I shoud have posted this when I did it, but I DID get the instantcake software and it works PERFECTLY. I have soooo much space on my Tivo now, I'm setting up season passes for shows that I "might someday have a fleeting interest in" - there's THAT much room!!!

The whole imaging process took less time then it too to run through Guided Setup afterwards! Now I'm trying to talk the wife into allowing me to buy another 1/2 gb drive for the other Tivo!

I don't think I mentioned this earlier in the thread... it's really pretty impressive how long the old drive lasted! We got our first Tivo in April of 2002. That's nearly 8 solid years of drive access 24/7! It still died very quickly though. From the time I had the first inkling that there may be issues, it was less then a week to being completely dead and the drive wouldn't even spin up. Just imagine if I was one of the poor fools that didn't know about great communities like this one and actually paid someone else to do that 20 minutes of work for a lot of money. You guys are the best - thank you very much!!


----------



## Southcross (Nov 28, 2008)

DaveWF said:


> That's nearly 8 solid years of drive access 24/7! It still died very quickly though. From the time I had the first inkling that there may be issues, it was less then a week to being completely dead and the drive wouldn't even spin up. Just imagine if I was one of the poor fools that didn't know about great communities like this one and actually paid someone else to do that 20 minutes of work for a lot of money. You guys are the best - thank you very much!!

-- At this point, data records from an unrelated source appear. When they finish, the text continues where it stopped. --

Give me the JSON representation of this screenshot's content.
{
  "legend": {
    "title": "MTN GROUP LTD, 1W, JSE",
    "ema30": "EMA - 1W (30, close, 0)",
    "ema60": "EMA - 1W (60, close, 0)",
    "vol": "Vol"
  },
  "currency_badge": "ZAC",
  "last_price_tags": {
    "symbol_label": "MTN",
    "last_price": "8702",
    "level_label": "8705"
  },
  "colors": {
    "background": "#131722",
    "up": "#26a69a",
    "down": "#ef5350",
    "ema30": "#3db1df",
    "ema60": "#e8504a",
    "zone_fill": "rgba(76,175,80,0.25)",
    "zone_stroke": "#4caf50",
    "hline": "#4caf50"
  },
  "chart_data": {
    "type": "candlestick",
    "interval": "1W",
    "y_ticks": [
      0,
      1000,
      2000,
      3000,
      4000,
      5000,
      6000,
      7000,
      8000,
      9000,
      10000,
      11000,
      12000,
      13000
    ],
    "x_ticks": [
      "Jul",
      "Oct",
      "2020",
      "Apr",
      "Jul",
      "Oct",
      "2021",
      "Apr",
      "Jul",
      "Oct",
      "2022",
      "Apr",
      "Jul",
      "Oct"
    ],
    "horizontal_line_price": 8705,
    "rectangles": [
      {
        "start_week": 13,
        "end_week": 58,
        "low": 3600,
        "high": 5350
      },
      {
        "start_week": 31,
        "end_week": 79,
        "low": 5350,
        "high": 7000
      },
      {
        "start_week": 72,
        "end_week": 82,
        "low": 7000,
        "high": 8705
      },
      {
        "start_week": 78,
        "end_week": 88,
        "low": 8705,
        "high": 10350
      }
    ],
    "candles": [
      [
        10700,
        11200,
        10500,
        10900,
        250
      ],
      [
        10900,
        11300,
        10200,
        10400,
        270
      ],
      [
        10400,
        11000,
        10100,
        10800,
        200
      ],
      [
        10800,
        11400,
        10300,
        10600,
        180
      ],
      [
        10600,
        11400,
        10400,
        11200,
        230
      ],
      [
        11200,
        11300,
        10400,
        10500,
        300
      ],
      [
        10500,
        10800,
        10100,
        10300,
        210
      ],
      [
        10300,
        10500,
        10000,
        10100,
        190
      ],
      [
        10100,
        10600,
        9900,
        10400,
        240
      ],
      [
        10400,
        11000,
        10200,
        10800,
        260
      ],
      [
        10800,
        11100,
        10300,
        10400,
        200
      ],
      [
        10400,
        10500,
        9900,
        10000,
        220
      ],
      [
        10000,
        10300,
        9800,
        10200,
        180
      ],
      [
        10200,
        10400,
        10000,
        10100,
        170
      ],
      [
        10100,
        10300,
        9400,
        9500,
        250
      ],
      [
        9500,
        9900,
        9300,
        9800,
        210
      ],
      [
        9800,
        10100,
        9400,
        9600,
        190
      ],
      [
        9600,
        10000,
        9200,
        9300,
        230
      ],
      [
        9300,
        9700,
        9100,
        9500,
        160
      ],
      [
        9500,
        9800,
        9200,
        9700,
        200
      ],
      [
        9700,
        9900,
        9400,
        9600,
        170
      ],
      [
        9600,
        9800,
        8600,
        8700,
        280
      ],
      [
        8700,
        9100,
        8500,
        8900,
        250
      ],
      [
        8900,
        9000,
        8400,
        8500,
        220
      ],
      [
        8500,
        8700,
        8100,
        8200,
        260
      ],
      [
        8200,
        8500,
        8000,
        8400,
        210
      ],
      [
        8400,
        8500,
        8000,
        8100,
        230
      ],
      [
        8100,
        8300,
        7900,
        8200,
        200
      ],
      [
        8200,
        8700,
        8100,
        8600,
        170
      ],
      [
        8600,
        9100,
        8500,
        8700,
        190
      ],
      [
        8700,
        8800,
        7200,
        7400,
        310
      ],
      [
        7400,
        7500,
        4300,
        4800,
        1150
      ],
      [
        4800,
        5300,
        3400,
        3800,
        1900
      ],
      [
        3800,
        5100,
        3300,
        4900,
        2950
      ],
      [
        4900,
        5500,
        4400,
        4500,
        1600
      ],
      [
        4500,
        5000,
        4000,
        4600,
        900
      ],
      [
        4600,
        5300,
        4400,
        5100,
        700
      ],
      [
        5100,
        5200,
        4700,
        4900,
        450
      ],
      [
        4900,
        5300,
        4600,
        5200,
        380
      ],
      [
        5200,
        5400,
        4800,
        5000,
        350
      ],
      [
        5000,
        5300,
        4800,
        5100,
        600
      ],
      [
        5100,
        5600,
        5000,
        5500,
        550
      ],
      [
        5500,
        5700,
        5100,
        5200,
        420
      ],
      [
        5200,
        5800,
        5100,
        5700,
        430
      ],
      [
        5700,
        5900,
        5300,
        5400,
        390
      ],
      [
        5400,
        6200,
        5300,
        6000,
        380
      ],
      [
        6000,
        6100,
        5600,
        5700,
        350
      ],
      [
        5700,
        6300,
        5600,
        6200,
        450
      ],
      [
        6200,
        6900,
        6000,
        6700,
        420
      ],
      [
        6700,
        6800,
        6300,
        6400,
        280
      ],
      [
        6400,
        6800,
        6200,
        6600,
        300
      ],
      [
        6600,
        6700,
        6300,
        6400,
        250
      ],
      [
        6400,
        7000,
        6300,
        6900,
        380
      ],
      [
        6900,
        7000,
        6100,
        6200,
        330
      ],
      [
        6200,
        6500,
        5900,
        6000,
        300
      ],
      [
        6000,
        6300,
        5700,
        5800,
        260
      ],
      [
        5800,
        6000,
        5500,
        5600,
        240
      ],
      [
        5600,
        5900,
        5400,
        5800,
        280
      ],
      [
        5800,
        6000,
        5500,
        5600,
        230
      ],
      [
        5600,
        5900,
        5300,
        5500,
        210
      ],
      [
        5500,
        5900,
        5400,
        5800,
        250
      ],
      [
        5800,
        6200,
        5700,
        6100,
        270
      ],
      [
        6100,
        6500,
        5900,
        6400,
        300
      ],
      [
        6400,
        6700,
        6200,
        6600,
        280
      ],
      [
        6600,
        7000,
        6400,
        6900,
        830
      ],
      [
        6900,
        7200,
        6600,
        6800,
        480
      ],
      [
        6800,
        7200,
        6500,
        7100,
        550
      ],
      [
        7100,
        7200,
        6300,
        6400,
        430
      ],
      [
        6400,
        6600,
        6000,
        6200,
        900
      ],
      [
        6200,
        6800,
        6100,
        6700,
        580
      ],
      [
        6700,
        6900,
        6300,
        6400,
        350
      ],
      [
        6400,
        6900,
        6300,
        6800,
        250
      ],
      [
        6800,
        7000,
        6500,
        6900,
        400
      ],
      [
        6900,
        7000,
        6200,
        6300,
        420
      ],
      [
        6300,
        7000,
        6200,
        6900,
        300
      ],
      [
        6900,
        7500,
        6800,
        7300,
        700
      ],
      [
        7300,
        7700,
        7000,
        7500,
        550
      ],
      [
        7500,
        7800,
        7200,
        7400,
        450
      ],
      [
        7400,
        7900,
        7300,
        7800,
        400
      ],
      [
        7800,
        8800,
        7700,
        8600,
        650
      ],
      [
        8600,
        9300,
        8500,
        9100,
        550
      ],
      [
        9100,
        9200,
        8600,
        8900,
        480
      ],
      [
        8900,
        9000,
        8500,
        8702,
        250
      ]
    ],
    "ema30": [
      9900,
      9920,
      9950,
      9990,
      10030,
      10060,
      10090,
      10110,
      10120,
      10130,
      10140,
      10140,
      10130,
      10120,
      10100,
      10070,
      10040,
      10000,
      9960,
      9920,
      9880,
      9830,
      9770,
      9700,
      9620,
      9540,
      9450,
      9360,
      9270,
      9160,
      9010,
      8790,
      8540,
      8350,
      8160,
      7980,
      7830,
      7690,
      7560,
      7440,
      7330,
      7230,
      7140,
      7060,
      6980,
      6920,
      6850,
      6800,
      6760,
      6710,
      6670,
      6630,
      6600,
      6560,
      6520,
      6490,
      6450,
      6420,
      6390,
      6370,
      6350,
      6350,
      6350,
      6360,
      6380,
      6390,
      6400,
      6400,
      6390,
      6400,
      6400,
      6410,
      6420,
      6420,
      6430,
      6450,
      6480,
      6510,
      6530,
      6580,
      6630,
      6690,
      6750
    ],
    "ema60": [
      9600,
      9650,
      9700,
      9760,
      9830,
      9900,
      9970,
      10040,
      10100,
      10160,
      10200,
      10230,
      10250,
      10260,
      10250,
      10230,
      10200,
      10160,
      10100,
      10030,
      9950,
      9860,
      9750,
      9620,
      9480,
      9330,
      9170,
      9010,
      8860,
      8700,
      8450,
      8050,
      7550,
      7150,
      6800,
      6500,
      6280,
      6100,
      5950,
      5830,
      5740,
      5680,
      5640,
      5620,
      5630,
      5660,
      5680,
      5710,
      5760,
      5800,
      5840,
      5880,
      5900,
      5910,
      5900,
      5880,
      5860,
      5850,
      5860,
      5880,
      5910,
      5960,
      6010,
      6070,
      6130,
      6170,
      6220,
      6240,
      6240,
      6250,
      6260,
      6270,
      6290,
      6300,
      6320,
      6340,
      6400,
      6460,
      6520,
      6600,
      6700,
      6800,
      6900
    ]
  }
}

spin up and spin down are typically the hardest on a drive.... continuous spinning, as long as the bearings hold out... :up:

I chose to go the route of a true AV drive, from WD, as it is a whisper quiet 25db and rated for 1mil hours MTBF in continuous operation... if it truely gives 1mil hours of operation.... thats 114 years!


----------



## DaveWF (Jan 3, 2005)

Just a quick update...
I just wanted to let everyone know that the 
WD Caviar Ble 500gb 7200RPM WD50000JBRTL has been working perfectly since installation and is quiet enough to use in our bedroom. 
NICE :-D


----------